Then I have to keep my mouth open for one and a half hours. It's not so bad for the first hour, but then I unclench my feet and hands and start waiting for him to tell me I'm a good girl, it's almost done, but I get nothing. And the little sucker thing keeps sucking my breath away, I'm battling that thing to keep myself alive. My mom told me to picture my best vacation ever, to try and block out the whole experience of drills and noise and tooth packing material, and I can't think of one vacation I've ever had. Then I remember three things. Nathan born. Emma born. Lilly born. Those were some great vacations. Staying in my pajamas. People bringing me food. Little tiny babies that were mine.
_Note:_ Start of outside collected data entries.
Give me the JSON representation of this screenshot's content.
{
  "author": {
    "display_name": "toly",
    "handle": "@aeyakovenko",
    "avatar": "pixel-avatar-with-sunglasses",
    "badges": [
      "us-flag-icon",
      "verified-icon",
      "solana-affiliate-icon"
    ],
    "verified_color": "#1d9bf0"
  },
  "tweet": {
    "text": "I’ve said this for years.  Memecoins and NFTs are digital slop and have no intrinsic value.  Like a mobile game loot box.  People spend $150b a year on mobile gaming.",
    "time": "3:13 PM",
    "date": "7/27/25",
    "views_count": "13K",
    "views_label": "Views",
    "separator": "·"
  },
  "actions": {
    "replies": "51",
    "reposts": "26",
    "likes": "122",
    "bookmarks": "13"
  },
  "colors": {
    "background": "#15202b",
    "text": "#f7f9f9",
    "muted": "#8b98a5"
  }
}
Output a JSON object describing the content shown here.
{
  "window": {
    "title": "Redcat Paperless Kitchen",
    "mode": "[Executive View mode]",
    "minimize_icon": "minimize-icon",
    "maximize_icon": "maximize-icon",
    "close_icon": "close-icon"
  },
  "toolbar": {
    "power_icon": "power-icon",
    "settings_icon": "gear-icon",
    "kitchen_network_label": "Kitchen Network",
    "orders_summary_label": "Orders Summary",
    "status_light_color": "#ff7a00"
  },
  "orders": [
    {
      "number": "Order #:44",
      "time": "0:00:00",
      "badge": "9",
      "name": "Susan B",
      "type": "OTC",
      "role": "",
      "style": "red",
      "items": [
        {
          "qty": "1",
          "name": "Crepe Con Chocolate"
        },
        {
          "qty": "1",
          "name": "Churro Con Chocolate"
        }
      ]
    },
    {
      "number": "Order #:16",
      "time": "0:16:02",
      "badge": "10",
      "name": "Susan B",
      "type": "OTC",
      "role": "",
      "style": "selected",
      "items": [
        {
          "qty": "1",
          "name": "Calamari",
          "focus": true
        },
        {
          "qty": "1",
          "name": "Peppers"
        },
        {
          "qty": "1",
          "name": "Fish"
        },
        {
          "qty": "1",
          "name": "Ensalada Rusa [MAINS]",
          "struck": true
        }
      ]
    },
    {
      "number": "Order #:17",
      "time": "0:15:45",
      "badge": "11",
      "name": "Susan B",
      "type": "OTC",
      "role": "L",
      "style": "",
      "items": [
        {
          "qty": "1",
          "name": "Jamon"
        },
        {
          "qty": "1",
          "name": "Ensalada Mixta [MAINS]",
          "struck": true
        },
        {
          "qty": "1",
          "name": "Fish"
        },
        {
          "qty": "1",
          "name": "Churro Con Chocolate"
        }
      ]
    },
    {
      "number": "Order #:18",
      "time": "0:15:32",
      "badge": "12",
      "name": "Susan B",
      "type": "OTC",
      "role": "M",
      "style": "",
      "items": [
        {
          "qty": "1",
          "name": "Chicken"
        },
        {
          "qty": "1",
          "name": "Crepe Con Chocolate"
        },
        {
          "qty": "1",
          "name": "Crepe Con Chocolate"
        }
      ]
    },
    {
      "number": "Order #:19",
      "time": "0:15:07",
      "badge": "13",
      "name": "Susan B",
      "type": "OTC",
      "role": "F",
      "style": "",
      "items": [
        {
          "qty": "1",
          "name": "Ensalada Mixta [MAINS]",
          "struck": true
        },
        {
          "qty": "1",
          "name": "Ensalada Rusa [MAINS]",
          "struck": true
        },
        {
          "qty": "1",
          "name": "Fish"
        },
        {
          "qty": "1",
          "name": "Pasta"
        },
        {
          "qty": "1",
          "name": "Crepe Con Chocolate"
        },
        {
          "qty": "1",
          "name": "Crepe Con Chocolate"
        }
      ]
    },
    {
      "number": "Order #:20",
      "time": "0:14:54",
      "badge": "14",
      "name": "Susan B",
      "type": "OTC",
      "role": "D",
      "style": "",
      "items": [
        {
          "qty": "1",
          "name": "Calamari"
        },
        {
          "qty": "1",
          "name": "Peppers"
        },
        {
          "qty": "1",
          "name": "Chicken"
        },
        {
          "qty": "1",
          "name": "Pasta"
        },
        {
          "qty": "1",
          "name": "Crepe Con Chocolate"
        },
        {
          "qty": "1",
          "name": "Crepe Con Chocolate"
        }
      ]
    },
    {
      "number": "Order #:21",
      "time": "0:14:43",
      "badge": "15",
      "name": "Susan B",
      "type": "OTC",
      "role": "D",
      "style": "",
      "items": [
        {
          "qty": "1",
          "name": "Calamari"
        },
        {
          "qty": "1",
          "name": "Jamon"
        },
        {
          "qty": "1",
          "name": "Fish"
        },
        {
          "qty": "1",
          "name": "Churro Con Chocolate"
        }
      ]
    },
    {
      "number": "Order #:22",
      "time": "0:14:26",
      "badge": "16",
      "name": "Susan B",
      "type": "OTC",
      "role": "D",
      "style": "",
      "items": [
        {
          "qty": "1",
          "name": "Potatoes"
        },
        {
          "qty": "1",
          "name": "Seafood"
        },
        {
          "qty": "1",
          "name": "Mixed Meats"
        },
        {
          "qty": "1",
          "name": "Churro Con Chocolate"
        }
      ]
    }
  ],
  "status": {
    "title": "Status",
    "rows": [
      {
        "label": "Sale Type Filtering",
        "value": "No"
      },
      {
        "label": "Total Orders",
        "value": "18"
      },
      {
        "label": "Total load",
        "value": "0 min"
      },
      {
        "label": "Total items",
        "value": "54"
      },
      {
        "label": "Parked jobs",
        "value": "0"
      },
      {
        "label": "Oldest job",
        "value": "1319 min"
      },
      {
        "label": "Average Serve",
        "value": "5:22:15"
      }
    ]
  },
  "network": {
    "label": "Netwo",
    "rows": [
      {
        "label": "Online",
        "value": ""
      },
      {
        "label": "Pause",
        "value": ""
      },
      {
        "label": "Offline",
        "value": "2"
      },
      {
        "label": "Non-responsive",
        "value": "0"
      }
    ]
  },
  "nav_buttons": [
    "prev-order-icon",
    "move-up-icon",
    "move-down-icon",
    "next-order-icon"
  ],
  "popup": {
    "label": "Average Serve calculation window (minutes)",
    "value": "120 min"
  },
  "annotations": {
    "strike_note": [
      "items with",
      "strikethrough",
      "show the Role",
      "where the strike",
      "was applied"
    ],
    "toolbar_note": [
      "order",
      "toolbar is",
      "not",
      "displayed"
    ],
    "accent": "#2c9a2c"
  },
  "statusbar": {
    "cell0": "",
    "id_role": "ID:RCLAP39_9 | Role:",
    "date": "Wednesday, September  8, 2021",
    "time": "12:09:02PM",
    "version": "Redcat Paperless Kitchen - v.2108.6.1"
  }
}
I see those moments, and I would smile, if things weren't hanging from my lips.

When my jaw has reached pain level 1000, they tag team and the other dentist comes in to finish the job. They sit me up. She tells me to tap tap tap my teeth. Easy for her to say. My jaw has the flexibility of a haunted house, boarded up for 30 years. I manage to look like I'm still coherent but life has a swirly look, with the white walls and the metal poles and alien lights hanging down. Then I slowly realize I AM done. It's done.

I stand up to go to the bathroom. "Thank you," I say kind of warbled to the tall Russian man-child who did my tooth. "My pleasure," he says with a kind of bow. I stare at him crazily then head to the bathroom. "My PLEASURE???" I mutter under my breath. "You have got some serious issues."

I then pay for what would have been a nice trip to Hawaii, and head out into the sunshine with my sunshiney 2 year old and Barry, who had spent a lovely two hours in the park with a dozen nannies and their charges.

I can eat and drink without cringing. It is a kind of miracle.